For the young Icelandic mother, desperately trying to keep her children warm as bitter cold seeped into their tiny lakeside shanty, the poverty and destitution of her homeland may have seemed preferable to the bleakness and brutality of early homesteading life on the shores of wild Lake Winnipeg. Before that first winter of 1875-76 had ended, 35 of New Iceland's 235 settlers would be dead. A year later, smallpox would claim another 100 of the additional 1200 settlers who joined their countrymen on the Manitoba frontier.

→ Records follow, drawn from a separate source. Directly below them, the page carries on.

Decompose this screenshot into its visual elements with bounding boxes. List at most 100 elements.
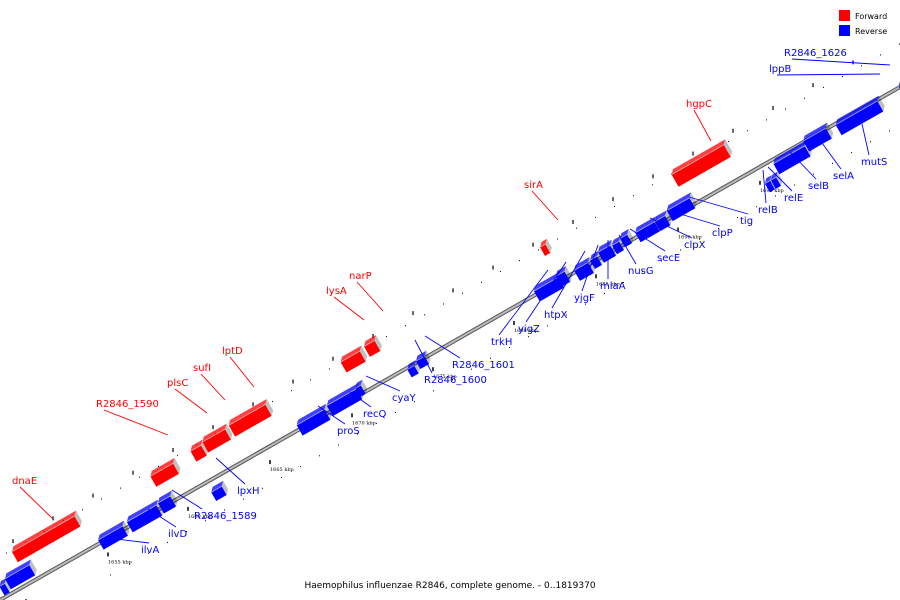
track-dot: [357, 433, 358, 435]
gene-top: [666, 192, 691, 211]
gene-highlight: [539, 243, 546, 248]
gene-side: [596, 250, 604, 265]
gene-label-dnae: dnaE: [12, 476, 37, 487]
gene-top: [190, 439, 203, 452]
track-dot: [519, 260, 520, 262]
leader-r2846-1601: [424, 335, 461, 359]
gene-label-sela: selA: [833, 171, 854, 182]
gene-label-lysa: lysA: [326, 286, 347, 297]
track-dot: [443, 303, 444, 305]
gene-side: [723, 139, 733, 158]
track-dot: [300, 466, 301, 468]
track-dot: [490, 357, 491, 359]
track-dot: [842, 76, 843, 78]
gene-lpxh: [211, 480, 229, 501]
track-dot: [661, 260, 662, 262]
track-dot: [528, 336, 529, 338]
leader-yigz: [525, 261, 567, 323]
gene-label-yjgf: yjgF: [574, 293, 595, 304]
gene-side: [877, 95, 885, 112]
gene-label-yigz: yigZ: [518, 324, 540, 335]
track-dot: [101, 498, 102, 500]
legend: Forward Reverse: [839, 10, 887, 36]
gene-dnae: [11, 510, 82, 563]
gene-side: [664, 210, 672, 226]
gene-nusg: [611, 235, 626, 255]
gene-side: [29, 559, 37, 576]
gene-top: [202, 423, 227, 443]
track-dot: [633, 195, 634, 197]
track-dot: [642, 271, 643, 273]
track-dot: [262, 487, 263, 489]
gene-side: [265, 399, 274, 416]
gene-face: [620, 234, 632, 248]
gene-highlight: [573, 262, 589, 271]
track-dot: [604, 292, 605, 294]
track-dot: [405, 325, 406, 327]
track-dot: [747, 130, 748, 132]
gene-top: [363, 335, 376, 347]
track-dot: [823, 86, 824, 88]
track-dot: [129, 563, 130, 565]
gene-label-lppb: lppB: [769, 64, 791, 75]
track-dot: [310, 379, 311, 381]
track-dot: [471, 368, 472, 370]
gene-top: [228, 399, 267, 426]
gene-block: [4, 559, 37, 590]
gene-side: [200, 439, 209, 456]
gene-muts: [835, 95, 885, 136]
tick-label: 1655 kbp: [108, 559, 132, 565]
gene-highlight: [619, 234, 628, 239]
track-dot: [205, 520, 206, 522]
gene-label-clpp: clpP: [712, 228, 733, 239]
track-dot: [452, 379, 453, 381]
gene-top: [4, 559, 31, 579]
gene-top: [898, 80, 900, 87]
track-dot: [718, 227, 719, 229]
gene-face: [11, 516, 81, 563]
gene-side: [122, 520, 130, 536]
gene-side: [618, 235, 626, 251]
track-dot: [167, 541, 168, 543]
track-dot: [148, 552, 149, 554]
leader-relb: [762, 169, 767, 204]
track-dot: [376, 422, 377, 424]
leader-cyay: [365, 375, 401, 392]
leader-ilva: [107, 537, 150, 544]
track-dot: [756, 206, 757, 208]
gene-label-r2846-1600: R2846_1600: [424, 375, 487, 386]
track-dot: [851, 152, 852, 154]
gene-face: [773, 145, 811, 175]
gene-top: [296, 403, 326, 426]
track-dot: [880, 54, 881, 56]
gene-highlight: [770, 176, 777, 181]
gene-top: [340, 345, 362, 363]
gene-sufi: [202, 423, 233, 453]
track-dot: [566, 314, 567, 316]
gene-highlight: [407, 365, 415, 370]
gene-face: [612, 241, 624, 255]
gene-side: [221, 480, 229, 495]
map-caption: Haemophilus influenzae R2846, complete g…: [304, 581, 595, 591]
gene-top: [764, 175, 772, 184]
leader-rele: [767, 166, 793, 192]
leader-clpp: [666, 209, 721, 227]
leader-r2846-1626: [791, 58, 891, 66]
gene-pros: [296, 403, 332, 436]
gene-face: [764, 180, 775, 193]
gene-top: [835, 95, 879, 125]
track-dot: [671, 173, 672, 175]
gene-top: [355, 379, 363, 389]
track-dot: [576, 227, 577, 229]
track-dot: [110, 574, 111, 576]
gene-highlight: [126, 504, 157, 523]
track-dot: [614, 206, 615, 208]
gene-selb: [773, 140, 813, 175]
gene-top: [620, 229, 629, 239]
track-dot: [462, 292, 463, 294]
leader-dnae: [19, 486, 53, 519]
gene-sece: [619, 229, 634, 248]
track-dot: [832, 162, 833, 164]
track-dot: [177, 455, 178, 457]
gene-top: [407, 360, 416, 370]
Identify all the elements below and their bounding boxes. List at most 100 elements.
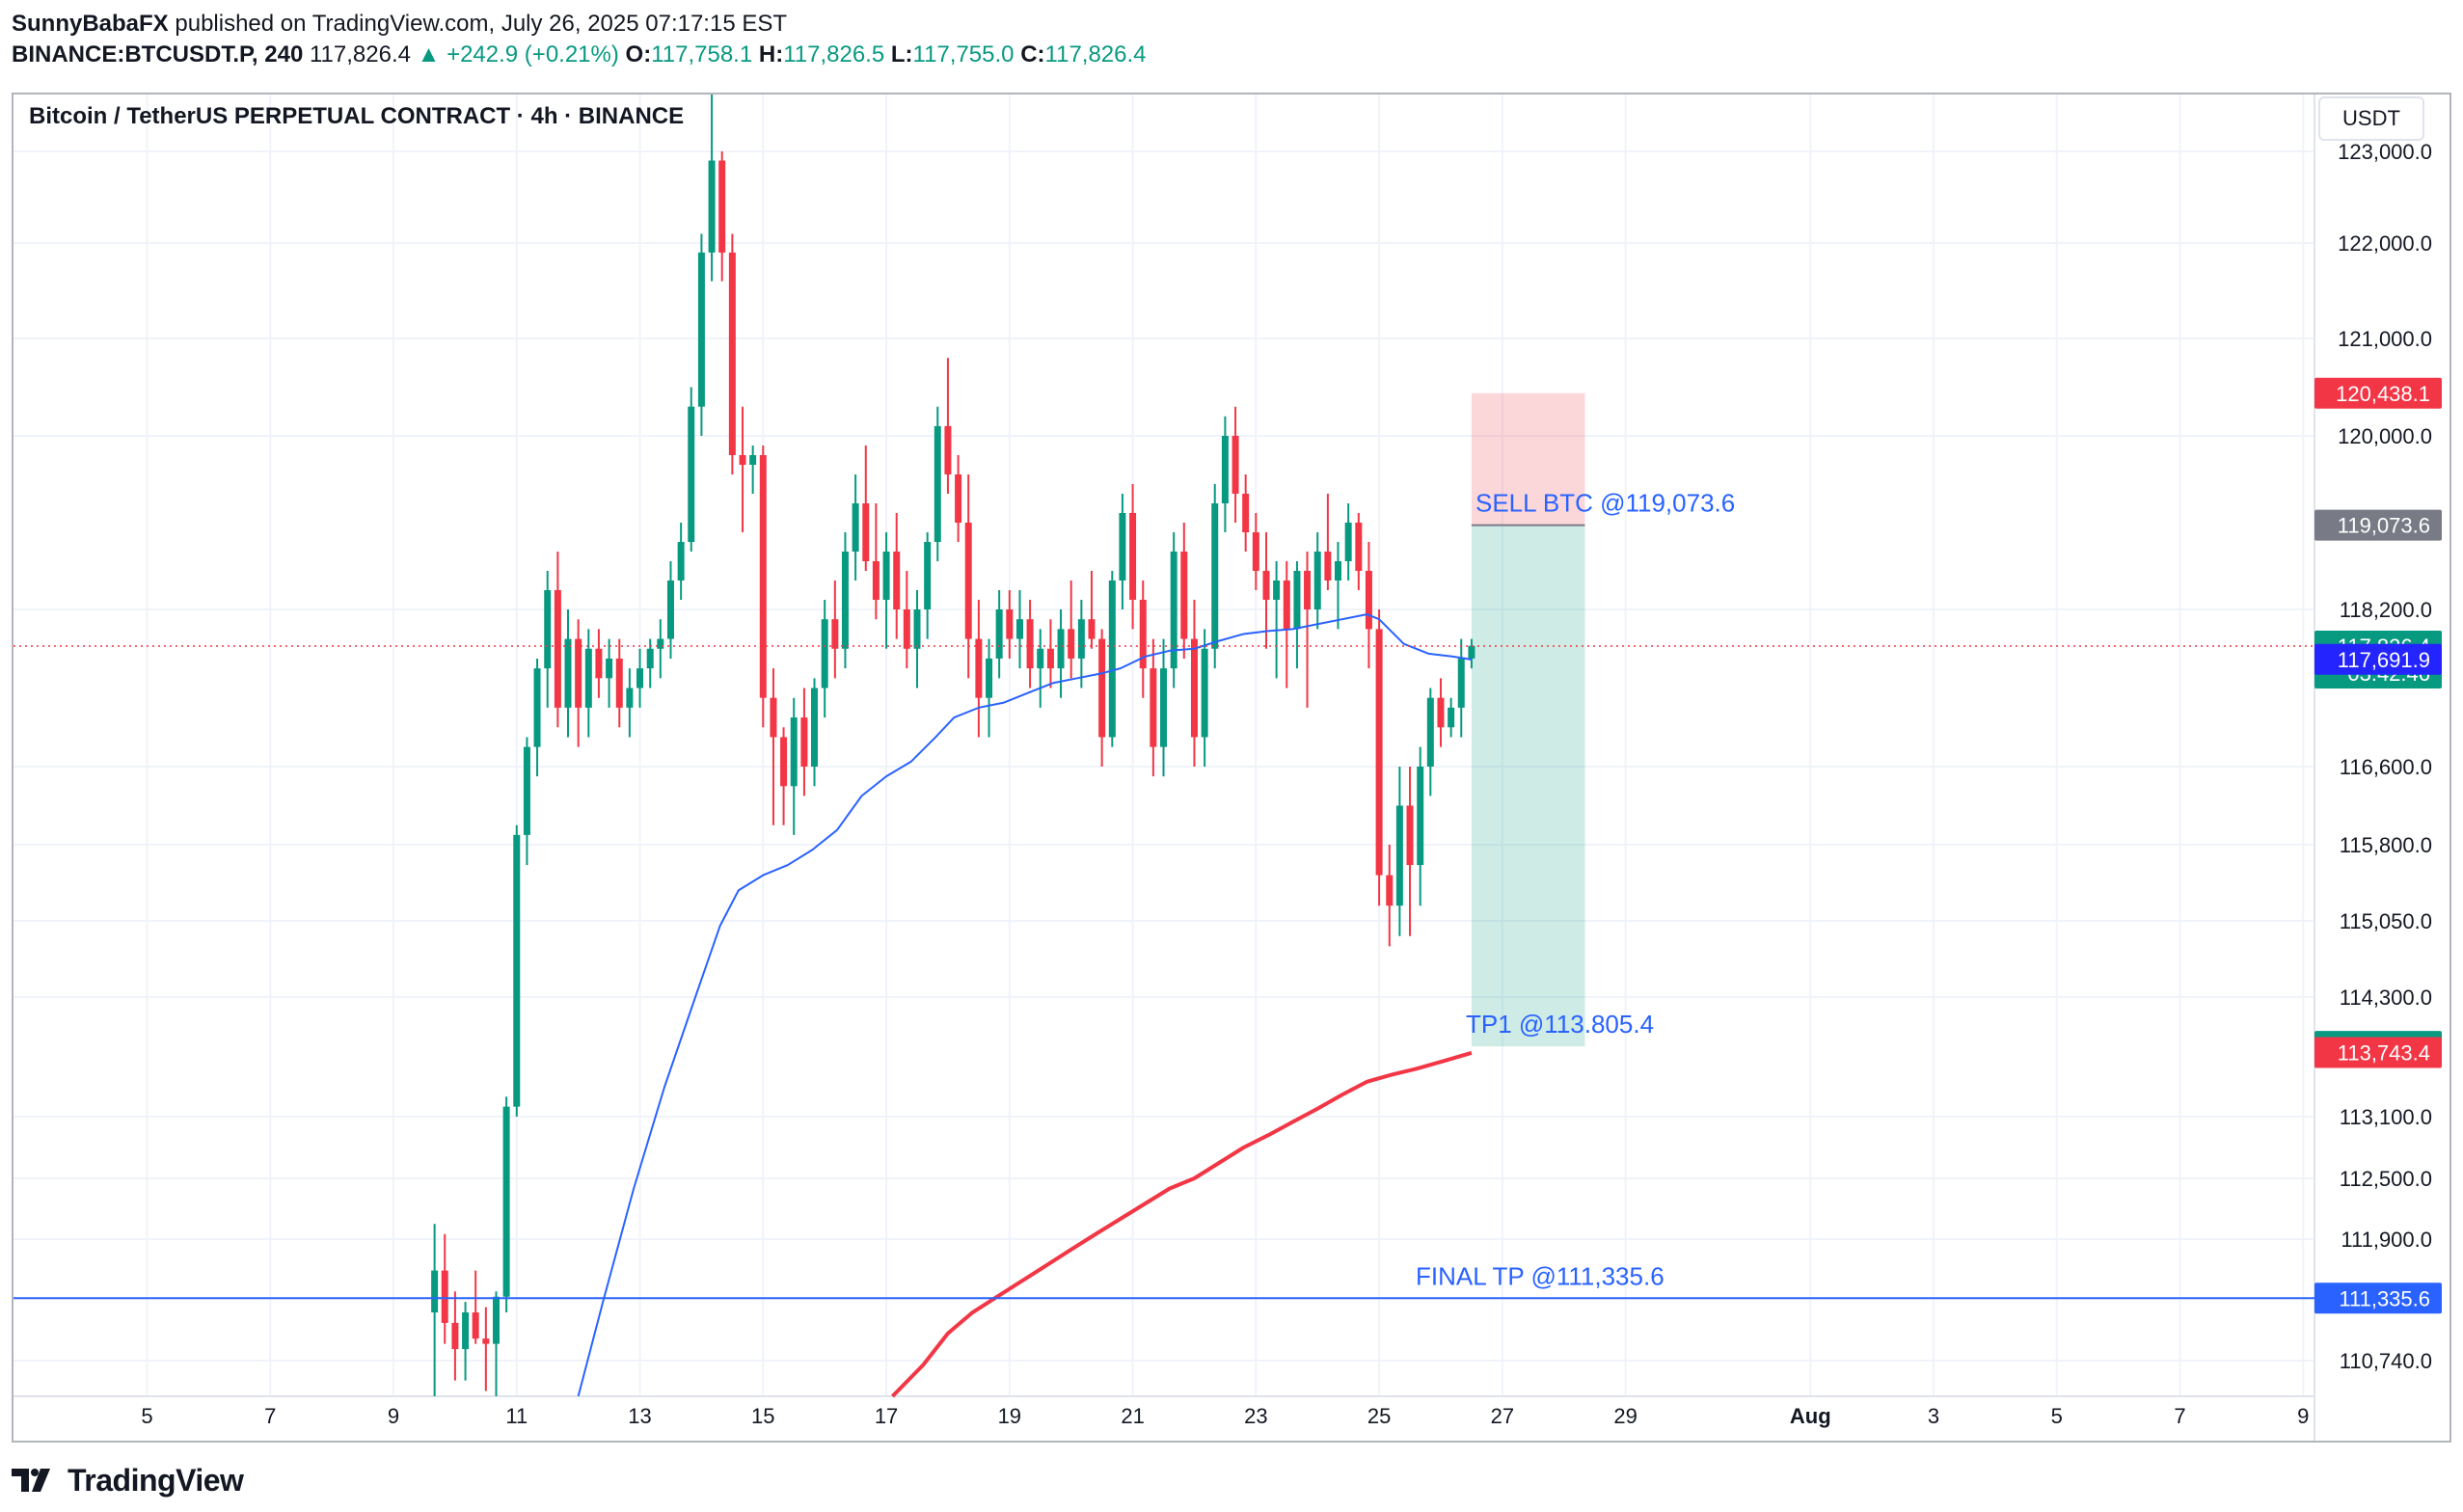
candle-body: [564, 638, 572, 708]
candle-up: [821, 600, 828, 718]
candle-down: [1324, 494, 1332, 590]
candle-down: [944, 358, 952, 494]
grid: [14, 94, 2315, 1441]
price-tick-label: 122,000.0: [2338, 231, 2432, 256]
close-label: C:: [1020, 41, 1045, 68]
candle-down: [862, 446, 870, 571]
candle-up: [749, 446, 757, 494]
candle-down: [1139, 580, 1147, 698]
candle-up: [502, 1096, 510, 1313]
short-position-tool[interactable]: [1471, 392, 1585, 1047]
candle-body: [995, 609, 1003, 659]
price-labels: 120,438.1119,073.6117,826.403:42:46117,6…: [2314, 377, 2442, 1314]
candle-down: [770, 668, 777, 825]
candle-down: [595, 629, 603, 698]
candle-body: [1273, 580, 1281, 600]
candle-body: [739, 455, 746, 465]
candle-up: [626, 668, 634, 738]
candle-body: [841, 552, 849, 649]
final-tp-line[interactable]: [14, 645, 2314, 1300]
candle-body: [1448, 707, 1455, 728]
candle-body: [1180, 552, 1188, 639]
candle-body: [502, 1106, 510, 1297]
candle-body: [1170, 552, 1177, 669]
candle-down: [1098, 629, 1106, 767]
candle-body: [688, 406, 695, 542]
candle-down: [1304, 552, 1312, 708]
candle-up: [924, 532, 932, 639]
candle-down: [1386, 845, 1394, 947]
candle-body: [482, 1338, 490, 1344]
candle-body: [1232, 436, 1239, 494]
candle-up: [1395, 767, 1403, 936]
price-change: ▲ +242.9 (+0.21%): [417, 41, 619, 68]
price-tick-label: 114,300.0: [2340, 986, 2432, 1010]
candle-body: [1201, 648, 1208, 738]
candle-body: [1437, 697, 1445, 728]
candle-up: [811, 678, 819, 787]
price-label-text: 111,335.6: [2339, 1286, 2430, 1310]
time-axis[interactable]: 5 7 9 11 13 15 17 19 21 23 25 27 29 Aug 3 5 7 9: [141, 1404, 2309, 1428]
time-tick-label: 27: [1491, 1404, 1514, 1428]
candle-body: [1313, 552, 1321, 609]
candle-body: [1057, 629, 1065, 669]
high-value: 117,826.5: [783, 41, 885, 68]
candle-body: [852, 503, 859, 552]
candle-body: [831, 619, 839, 649]
candle-body: [666, 580, 674, 639]
candle-body: [1129, 513, 1137, 600]
time-tick-label: 15: [751, 1404, 774, 1428]
candle-body: [882, 552, 890, 600]
candle-down: [1129, 484, 1137, 630]
time-tick-label: 9: [388, 1404, 399, 1428]
candle-down: [554, 552, 561, 728]
price-label-text: 117,691.9: [2338, 648, 2430, 672]
candle-body: [1088, 619, 1096, 639]
tradingview-logo: TradingView: [12, 1458, 244, 1502]
price-label-bg: [2314, 377, 2442, 409]
price-tick-label: 113,100.0: [2340, 1105, 2432, 1129]
candle-body: [544, 590, 552, 669]
candle-body: [749, 455, 757, 465]
price-axis[interactable]: 123,000.0 122,000.0 121,000.0 120,000.0 118,…: [2338, 140, 2432, 1373]
price-tick-label: 110,740.0: [2340, 1349, 2432, 1373]
time-tick-label: Aug: [1790, 1404, 1831, 1428]
currency-button[interactable]: USDT: [2318, 96, 2424, 141]
candle-body: [1006, 609, 1014, 639]
price-label-ma_long: 113,743.4: [2314, 1037, 2442, 1068]
time-tick-label: 7: [264, 1404, 276, 1428]
candle-body: [462, 1312, 470, 1350]
ma-short-line: [577, 613, 1473, 1397]
stop-zone[interactable]: [1471, 392, 1585, 526]
candle-body: [964, 523, 972, 639]
price-label-final_tp: 111,335.6: [2314, 1282, 2442, 1314]
candle-body: [821, 619, 828, 688]
candle-down: [831, 580, 839, 679]
ma-short-path: [577, 613, 1473, 1397]
candle-body: [893, 552, 901, 609]
target-zone[interactable]: [1471, 525, 1585, 1047]
candle-body: [975, 638, 983, 698]
ma-long-line: [891, 1050, 1473, 1398]
candle-up: [1448, 697, 1455, 738]
author-name: SunnyBabaFX: [12, 11, 169, 37]
candle-body: [780, 737, 788, 787]
candle-down: [739, 406, 746, 532]
candle-down: [872, 503, 880, 620]
candle-up: [1211, 484, 1219, 669]
time-tick-label: 7: [2174, 1404, 2185, 1428]
time-tick-label: 3: [1928, 1404, 1939, 1428]
candle-up: [1344, 503, 1352, 580]
candle-up: [666, 561, 674, 659]
candle-up: [1037, 629, 1044, 708]
candle-down: [1150, 638, 1157, 777]
candle-up: [913, 590, 921, 688]
candle-down: [1355, 513, 1363, 590]
candle-body: [441, 1270, 448, 1323]
candle-up: [646, 638, 654, 688]
candle-up: [1077, 600, 1085, 688]
candle-down: [1406, 767, 1414, 936]
price-tick-label: 120,000.0: [2338, 424, 2432, 448]
symbol-label: BINANCE:BTCUSDT.P, 240: [12, 41, 304, 68]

But within 3 years, the independent colony of "Vatnsthing" (Lake Region), 80 kilometres north of the city of Winnipeg would also have established a provincial government, built a church, founded a school, started a newspaper, cleared the land, and mastered the art of ice fishing. Within a decade, New Iceland, forerunner of the modern-day town of Gimli, and one of North America's most important centres of Icelandic culture and heritage, had gained a firm foothold n the Manitoba heartland.
West to Winnipeg
The first Icelandic setters to arrive on Lake Winnipeg had come by way of Ontario, where they had landed in 1873 and 1874 in search of a new North American colony. The settlers were part of a larger wave of Icelandic emigrants who were fleeing harsh weather, Danish trade restrictions, land shortages, livestock epidemics and economic despair in their homeland. While some headed to the United States and Brazil, a small group found their way to Canada. From their temporary base in Kinmount, Ontario, the group sent a delegation west to survey the territory north of Winnipeg. Their emissaries, impressed by the natural resources they encountered along the western shore of Lake Winnipeg, selected a land grant area that extended 57.9 kilometres from present-day Winnipeg Beach to the Icelandic River, and included Hecla Island.
The Icelanders arrived in Winnipeg in mid-October of 1875 via Sarnia (Ontario), Duluth and Fisher's Landing (Minnesota). At the steamboat landing, they were greeted with great fanfare and excitement. A few stayed behind to work, but most of the group kept going, crowding into flat-bottomed York boats towed by a Hudson's Bay Company steamer. As they glided north along the western shore of Lake Winnipeg, the air grew colder and the skies darker.
Fearing disaster if they proceeded to their intended Icelandic River destination, the settlers cut their journey short at a bay just north of Willow Point. As they hurriedly pitched tents, upturned their boats, and threw up 30 rudimentary shanties, the hope and optimism of the settlers faded. The former deep-sea fishermen were stumped by the ever-thickening ice of the Lake. Wild game appeared elusive, supplies were woefully inadequate, and clothing and shelters were no match for the cold. The young and the old began to die. When summer came, hay crops failed due to heavy rains, forests loomed large, and the fishermen were still trying to adapt their unsuitable nets to the unfamiliar fish of Lake Winnipeg.
Spirits rose when a larger group of 1200 settlers arrived in the fall of 1876. Devastating volcanic eruptions of the Dyngja Mountains had driven even more Icelanders away from their country, and the new wave of Manitoba pioneers was grateful to find a Canadian refuge. The immigrants spread out along the Winnipeg shore, up to Icelandic River and across Hecla Island. But there was more tragedy in store: a deadly smallpox epidemic that winter sickened one-third of New Iceland's population, and claimed 100 lives. The desperate colonists turned for help to the Manitoba government, who rushed to set up a makeshift hospital in Gimli and a quarantine station at Netley Creek.